The study was conducted in Gaza’s main hospital, Al- Shifa Hospital.
During the last 10 to 15 years, thousands of civilian Palestinians in Gaza have survived numerous military incursions, but with war- related traumatic injuries caused by explosive weapons. It is unclear to which extent the injuries sustained by such modern weaponry may increase survivors’ risks of negative long- term health effects and serious illness. We have reported mechanisms and severity of injury, demographics and psychosocial status among 254 Palestinian patients in Gaza with war- related extremity amputations. Among the same amputees, subgroups of patients presented a variety of alarming symptoms and findings. 94 patients received further diagnostic clinical exploration, radiology imaging and clinical chemistry laboratory tests at the main clinical centre in Gaza, the Al- Shifa Hospital. Results Nine out of ten of the referred patients were young (median 31.5 years) males (88/94, 92.6%). Ultrasound imaging revealed that 19 of 90 patients (20%) had fatty liver infiltration, 3 patients had lung nodules and 10 patients had lung atelectasis on chest CT. Twelve had remaining shrapnel(s) in the chest, five patients had shrapnel(s) in the abdomen and one in the scrotum. We found shrapnel(s) in the amputation stumps of 26 patient’s amputated limbs, while 8 patients had shrapnel in the non- amputated limb. Three patients had liver lesions. Nineteen patients had elevated liver enzymes, 32 patients had elevated erythrocyte sedimentation rate and 12 were anaemic. Two patients tested positive for hepatitis C virus and three were positive for hepatitis B virus (HBV). One of the 19 patients with fatty liver tested positive for HBV. Two of the patients with fatty liver infiltration had elevated glycatedhaemoglobin levels and confirmed diabetes mellitus type II.

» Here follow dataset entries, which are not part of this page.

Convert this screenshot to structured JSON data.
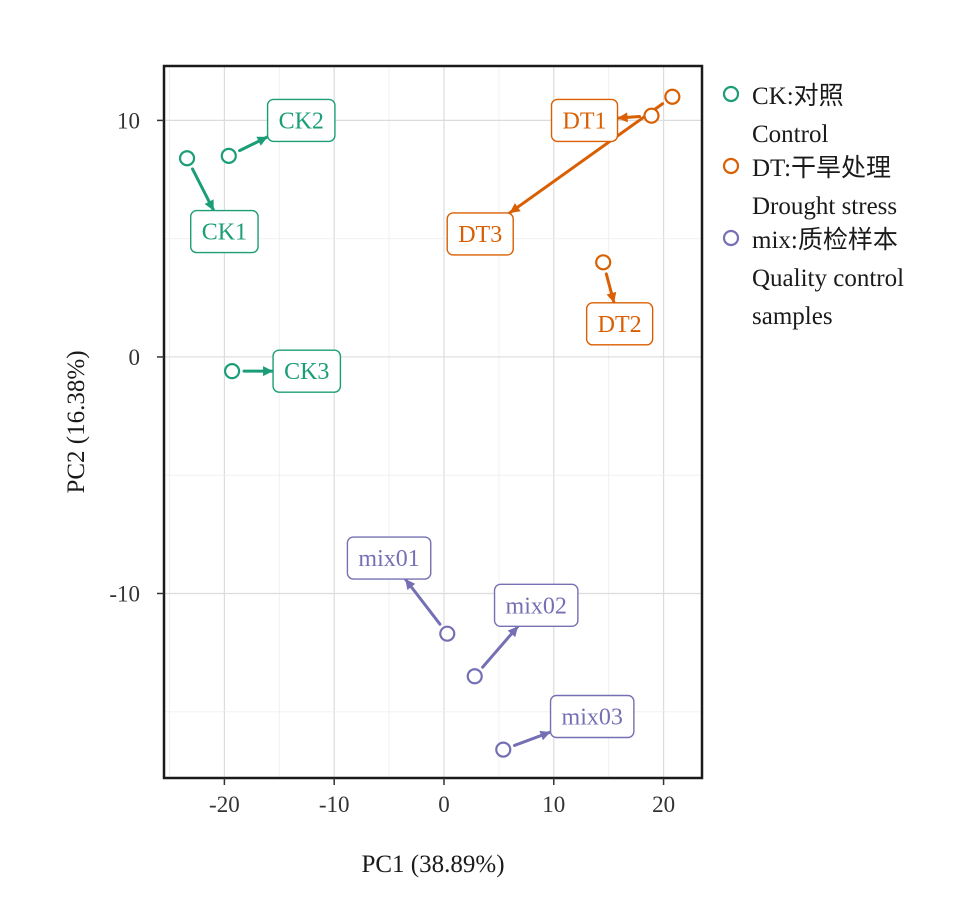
{
  "chart_data": {
    "type": "scatter",
    "title": "",
    "xlabel": "PC1 (38.89%)",
    "ylabel": "PC2 (16.38%)",
    "xlim": [
      -25.5,
      23.5
    ],
    "ylim": [
      -17.8,
      12.3
    ],
    "xticks": [
      -20,
      -10,
      0,
      10,
      20
    ],
    "xtick_labels": [
      "-20",
      "-10",
      "0",
      "10",
      "20"
    ],
    "yticks": [
      -10,
      0,
      10
    ],
    "ytick_labels": [
      "-10",
      "0",
      "10"
    ],
    "grid": true,
    "legend_position": "right",
    "series": [
      {
        "key": "CK",
        "legend_line1": "CK:对照",
        "legend_line2": "Control",
        "color": "#1b9e77",
        "points": [
          {
            "label": "CK1",
            "x": -23.4,
            "y": 8.4,
            "label_x": -20.0,
            "label_y": 5.3
          },
          {
            "label": "CK2",
            "x": -19.6,
            "y": 8.5,
            "label_x": -13.0,
            "label_y": 10.0
          },
          {
            "label": "CK3",
            "x": -19.3,
            "y": -0.6,
            "label_x": -12.5,
            "label_y": -0.6
          }
        ]
      },
      {
        "key": "DT",
        "legend_line1": "DT:干旱处理",
        "legend_line2": "Drought stress",
        "color": "#d95f02",
        "points": [
          {
            "label": "DT1",
            "x": 18.9,
            "y": 10.2,
            "label_x": 12.8,
            "label_y": 10.0
          },
          {
            "label": "DT2",
            "x": 14.5,
            "y": 4.0,
            "label_x": 16.0,
            "label_y": 1.4
          },
          {
            "label": "DT3",
            "x": 20.8,
            "y": 11.0,
            "label_x": 3.3,
            "label_y": 5.2
          }
        ]
      },
      {
        "key": "mix",
        "legend_line1": "mix:质检样本",
        "legend_line2": "Quality control",
        "legend_line3": "samples",
        "color": "#7570b3",
        "points": [
          {
            "label": "mix01",
            "x": 0.3,
            "y": -11.7,
            "label_x": -5.0,
            "label_y": -8.5
          },
          {
            "label": "mix02",
            "x": 2.8,
            "y": -13.5,
            "label_x": 8.4,
            "label_y": -10.5
          },
          {
            "label": "mix03",
            "x": 5.4,
            "y": -16.6,
            "label_x": 13.5,
            "label_y": -15.2
          }
        ]
      }
    ]
  }
}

Nearly half (44, 8%) had remaining metal fragments from explosives of unknown composition harboured in various parts of their bodies. All patients identified with lesions and nodules are being followed up locally. As of now, we cannot anticipate the long- term health consequences of living with metal residuals from modern explosive weapons embedded in body organs and tissue.